Que se prohíban las semillas y cultivos genéticamente manipulados.
Que se elabore una normativa que permita exigir responsabilidad directa a los promotores de productos transgénicos ante los daños que pudieran causar sus productos a los Consumidores y al medio ambiente.
Que las Administraciones acuerden y planifiquen la paralización inmediata de los cultivos transgénicos, asesorándose de la forma más segura para eliminarlos.

¿QUÉ HAY DE CIERTO EN LAS GRANDES PROMESAS DE LA INDUSTRIA SOBRE CULTIVOS MILAGROSOS, ALIMENTOS MÁS SANOS Y CUIDADO DEL MEDIO?
La cruda realidad es que los alimentos manipulados genéticamente no son más baratos, ni más sanos, ni solucionan los grandes problemas de la humanidad. Muy al contrario, la práctica totalidad de los nuevos cultivos han sido diseñados exclusivamente con el objetivo de aumentar las ganancias y el control del mercado mundial de alimentos por la industria agroquímica transnacional, que controla el gran negocio mundial de los herbicidas y plaguicidas químicos, y que se ha fusionado con las grandes casas mundiales de semillas.
Una abrumadora proporción de la superficie de cultivos manipulados genéticamente se dedica a variedades tolerantes a los herbicidas, que se venden en un “paquete” que obliga a la utilización de determinados herbicidas, aumentando la dependencia del agricultor y asegurando con ello a la industria un lucrativo negocio, al tiempo que se continúa envenenando el medio ambiente y nuestra salud.

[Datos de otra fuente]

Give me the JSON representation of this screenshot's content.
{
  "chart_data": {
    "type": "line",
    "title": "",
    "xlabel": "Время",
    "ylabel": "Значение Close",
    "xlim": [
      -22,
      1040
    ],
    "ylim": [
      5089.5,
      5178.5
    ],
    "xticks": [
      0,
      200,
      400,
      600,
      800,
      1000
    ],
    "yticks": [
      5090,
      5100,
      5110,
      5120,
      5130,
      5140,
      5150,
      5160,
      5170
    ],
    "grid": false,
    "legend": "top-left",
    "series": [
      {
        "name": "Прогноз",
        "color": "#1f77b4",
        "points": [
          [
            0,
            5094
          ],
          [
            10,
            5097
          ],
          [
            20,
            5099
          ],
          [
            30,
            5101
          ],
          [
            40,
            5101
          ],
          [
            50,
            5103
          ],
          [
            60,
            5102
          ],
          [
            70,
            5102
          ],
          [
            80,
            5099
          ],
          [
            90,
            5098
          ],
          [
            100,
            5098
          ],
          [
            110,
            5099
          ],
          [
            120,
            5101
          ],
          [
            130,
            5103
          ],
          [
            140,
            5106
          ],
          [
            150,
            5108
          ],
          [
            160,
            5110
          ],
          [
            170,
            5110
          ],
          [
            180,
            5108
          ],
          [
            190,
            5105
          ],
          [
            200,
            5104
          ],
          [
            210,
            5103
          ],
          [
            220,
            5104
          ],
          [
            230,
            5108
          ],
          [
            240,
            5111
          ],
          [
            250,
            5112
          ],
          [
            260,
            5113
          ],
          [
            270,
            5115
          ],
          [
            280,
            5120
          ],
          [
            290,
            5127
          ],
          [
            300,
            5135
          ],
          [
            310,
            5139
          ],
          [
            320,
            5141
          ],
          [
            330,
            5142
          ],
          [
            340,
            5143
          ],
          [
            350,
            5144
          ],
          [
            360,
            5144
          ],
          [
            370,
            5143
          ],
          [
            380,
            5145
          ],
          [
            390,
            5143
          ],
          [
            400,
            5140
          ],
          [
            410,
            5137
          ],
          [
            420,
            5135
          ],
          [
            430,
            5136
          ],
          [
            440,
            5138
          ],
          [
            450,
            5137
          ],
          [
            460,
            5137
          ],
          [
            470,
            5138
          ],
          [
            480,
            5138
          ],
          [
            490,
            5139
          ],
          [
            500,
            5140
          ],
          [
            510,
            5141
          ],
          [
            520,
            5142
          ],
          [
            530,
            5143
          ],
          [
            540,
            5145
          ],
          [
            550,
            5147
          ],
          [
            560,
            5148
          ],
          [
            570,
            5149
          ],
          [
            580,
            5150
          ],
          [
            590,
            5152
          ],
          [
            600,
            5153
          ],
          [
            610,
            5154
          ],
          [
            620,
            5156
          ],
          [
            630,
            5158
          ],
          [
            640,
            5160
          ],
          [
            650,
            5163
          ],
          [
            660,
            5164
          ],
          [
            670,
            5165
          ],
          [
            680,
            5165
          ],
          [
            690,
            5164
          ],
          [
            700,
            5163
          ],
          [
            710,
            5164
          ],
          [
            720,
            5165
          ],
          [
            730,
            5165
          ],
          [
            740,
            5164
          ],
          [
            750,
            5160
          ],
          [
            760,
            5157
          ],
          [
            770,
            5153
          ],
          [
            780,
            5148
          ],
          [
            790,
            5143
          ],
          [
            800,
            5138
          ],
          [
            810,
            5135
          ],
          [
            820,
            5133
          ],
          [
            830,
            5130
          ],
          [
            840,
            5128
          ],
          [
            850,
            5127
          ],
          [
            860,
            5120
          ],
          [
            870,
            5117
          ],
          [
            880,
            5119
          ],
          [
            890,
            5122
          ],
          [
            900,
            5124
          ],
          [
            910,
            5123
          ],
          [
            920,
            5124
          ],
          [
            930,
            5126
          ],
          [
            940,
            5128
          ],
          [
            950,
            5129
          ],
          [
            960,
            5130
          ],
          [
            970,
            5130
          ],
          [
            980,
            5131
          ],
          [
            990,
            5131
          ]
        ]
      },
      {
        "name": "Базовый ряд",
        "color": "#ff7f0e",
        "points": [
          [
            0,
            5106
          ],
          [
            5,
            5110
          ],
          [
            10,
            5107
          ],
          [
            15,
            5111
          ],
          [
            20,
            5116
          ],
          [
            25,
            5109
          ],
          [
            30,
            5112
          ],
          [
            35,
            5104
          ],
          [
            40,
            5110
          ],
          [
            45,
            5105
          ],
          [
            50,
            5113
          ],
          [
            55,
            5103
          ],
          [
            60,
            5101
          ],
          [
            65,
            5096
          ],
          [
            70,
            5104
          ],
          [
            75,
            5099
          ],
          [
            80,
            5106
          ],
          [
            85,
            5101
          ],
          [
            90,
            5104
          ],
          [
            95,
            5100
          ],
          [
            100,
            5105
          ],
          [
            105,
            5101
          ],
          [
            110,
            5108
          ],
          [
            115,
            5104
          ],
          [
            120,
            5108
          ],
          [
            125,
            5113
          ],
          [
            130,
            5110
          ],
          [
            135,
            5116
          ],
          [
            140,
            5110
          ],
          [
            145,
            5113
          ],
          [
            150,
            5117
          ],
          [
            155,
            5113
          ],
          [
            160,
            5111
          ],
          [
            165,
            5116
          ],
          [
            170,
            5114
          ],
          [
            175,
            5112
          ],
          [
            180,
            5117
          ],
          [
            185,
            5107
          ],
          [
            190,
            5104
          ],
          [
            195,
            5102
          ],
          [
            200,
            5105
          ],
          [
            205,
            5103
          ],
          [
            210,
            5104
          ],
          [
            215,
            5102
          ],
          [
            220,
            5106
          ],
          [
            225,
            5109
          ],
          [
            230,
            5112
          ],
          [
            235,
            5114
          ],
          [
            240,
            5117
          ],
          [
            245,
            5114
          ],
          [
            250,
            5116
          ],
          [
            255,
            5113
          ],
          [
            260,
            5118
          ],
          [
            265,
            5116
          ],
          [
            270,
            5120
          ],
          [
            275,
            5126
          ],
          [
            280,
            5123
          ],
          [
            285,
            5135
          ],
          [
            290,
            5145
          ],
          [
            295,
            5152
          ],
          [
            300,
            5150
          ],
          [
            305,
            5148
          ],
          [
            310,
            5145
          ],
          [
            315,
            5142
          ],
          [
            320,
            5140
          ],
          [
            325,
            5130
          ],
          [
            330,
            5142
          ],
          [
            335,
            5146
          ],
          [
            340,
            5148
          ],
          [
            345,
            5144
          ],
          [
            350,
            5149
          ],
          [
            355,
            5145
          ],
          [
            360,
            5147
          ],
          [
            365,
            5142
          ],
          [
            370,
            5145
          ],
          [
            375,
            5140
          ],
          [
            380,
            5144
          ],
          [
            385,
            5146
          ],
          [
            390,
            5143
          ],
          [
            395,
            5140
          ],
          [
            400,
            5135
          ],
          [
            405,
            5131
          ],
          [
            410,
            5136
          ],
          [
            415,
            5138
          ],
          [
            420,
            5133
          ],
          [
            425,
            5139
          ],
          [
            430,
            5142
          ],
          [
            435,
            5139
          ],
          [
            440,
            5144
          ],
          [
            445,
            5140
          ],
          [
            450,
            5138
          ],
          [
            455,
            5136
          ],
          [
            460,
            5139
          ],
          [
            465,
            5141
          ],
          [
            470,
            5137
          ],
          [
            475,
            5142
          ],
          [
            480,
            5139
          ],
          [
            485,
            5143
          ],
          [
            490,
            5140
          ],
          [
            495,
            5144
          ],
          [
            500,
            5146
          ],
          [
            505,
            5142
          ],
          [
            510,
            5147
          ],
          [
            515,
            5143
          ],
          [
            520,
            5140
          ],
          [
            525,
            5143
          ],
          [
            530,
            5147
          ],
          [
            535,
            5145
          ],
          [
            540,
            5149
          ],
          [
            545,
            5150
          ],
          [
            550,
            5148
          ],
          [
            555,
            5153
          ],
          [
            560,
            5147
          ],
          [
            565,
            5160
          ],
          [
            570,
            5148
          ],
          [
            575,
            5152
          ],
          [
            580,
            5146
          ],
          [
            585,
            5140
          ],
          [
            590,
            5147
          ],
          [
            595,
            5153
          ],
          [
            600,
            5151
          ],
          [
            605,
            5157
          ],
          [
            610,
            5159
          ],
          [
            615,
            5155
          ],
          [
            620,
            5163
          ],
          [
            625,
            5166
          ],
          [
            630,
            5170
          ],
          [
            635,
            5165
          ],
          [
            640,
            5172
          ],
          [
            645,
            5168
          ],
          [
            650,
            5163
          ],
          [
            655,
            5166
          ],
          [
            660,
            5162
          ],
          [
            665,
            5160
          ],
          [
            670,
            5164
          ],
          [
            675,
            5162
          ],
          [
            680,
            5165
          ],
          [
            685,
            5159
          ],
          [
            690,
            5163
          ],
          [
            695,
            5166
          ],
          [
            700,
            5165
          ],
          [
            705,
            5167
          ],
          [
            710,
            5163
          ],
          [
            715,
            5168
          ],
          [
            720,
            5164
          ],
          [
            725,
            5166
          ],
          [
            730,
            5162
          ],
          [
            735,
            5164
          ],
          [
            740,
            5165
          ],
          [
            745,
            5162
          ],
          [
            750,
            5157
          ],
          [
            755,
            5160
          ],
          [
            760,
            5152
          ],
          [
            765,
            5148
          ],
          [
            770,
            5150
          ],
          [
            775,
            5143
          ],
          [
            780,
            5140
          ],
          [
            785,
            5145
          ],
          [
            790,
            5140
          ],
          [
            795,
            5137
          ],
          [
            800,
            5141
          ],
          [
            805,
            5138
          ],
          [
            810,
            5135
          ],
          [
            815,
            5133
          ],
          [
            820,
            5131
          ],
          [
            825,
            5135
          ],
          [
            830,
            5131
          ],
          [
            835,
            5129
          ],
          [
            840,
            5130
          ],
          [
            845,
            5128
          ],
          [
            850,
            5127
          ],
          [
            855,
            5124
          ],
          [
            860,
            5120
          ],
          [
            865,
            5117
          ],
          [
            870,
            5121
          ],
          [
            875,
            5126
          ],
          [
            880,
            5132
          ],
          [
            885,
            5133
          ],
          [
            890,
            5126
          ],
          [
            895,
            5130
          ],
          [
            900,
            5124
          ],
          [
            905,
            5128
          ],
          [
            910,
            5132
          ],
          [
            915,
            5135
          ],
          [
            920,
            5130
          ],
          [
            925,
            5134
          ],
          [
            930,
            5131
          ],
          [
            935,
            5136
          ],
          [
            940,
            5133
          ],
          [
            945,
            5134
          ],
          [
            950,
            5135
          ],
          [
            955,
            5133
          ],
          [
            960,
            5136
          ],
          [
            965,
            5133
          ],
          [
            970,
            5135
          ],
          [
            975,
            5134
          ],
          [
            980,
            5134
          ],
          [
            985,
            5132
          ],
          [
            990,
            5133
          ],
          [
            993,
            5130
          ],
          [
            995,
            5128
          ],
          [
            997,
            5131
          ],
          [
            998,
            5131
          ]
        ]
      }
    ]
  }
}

Le siguen en importancia las variedades insecticidas. El cultivo de estas variedades a gran escala puede tener unas gravísimas repercusiones en los ecosistemas, al afectar a especies beneficiosas, como los insectos que transportan el polen de una planta a otra, ó a insectos que se alimentan de las plagas y que suponen una forma natural de control de las mismas, así como a organismos del suelo (bacterias, hongos, gusanos, ...) que son imprescindibles para su fertilidad. Sin embargo, en la carrera de la industria biotecnológica por acaparar mercados, estas cuestiones apenas han sido estudiadas, y nuestros campos se están convirtiendo en ensayos experimentales a gran escala, sin tener en cuenta que si algo “sale mal”, no nos será posible controlar la “contaminación biológica” que estamos provocando.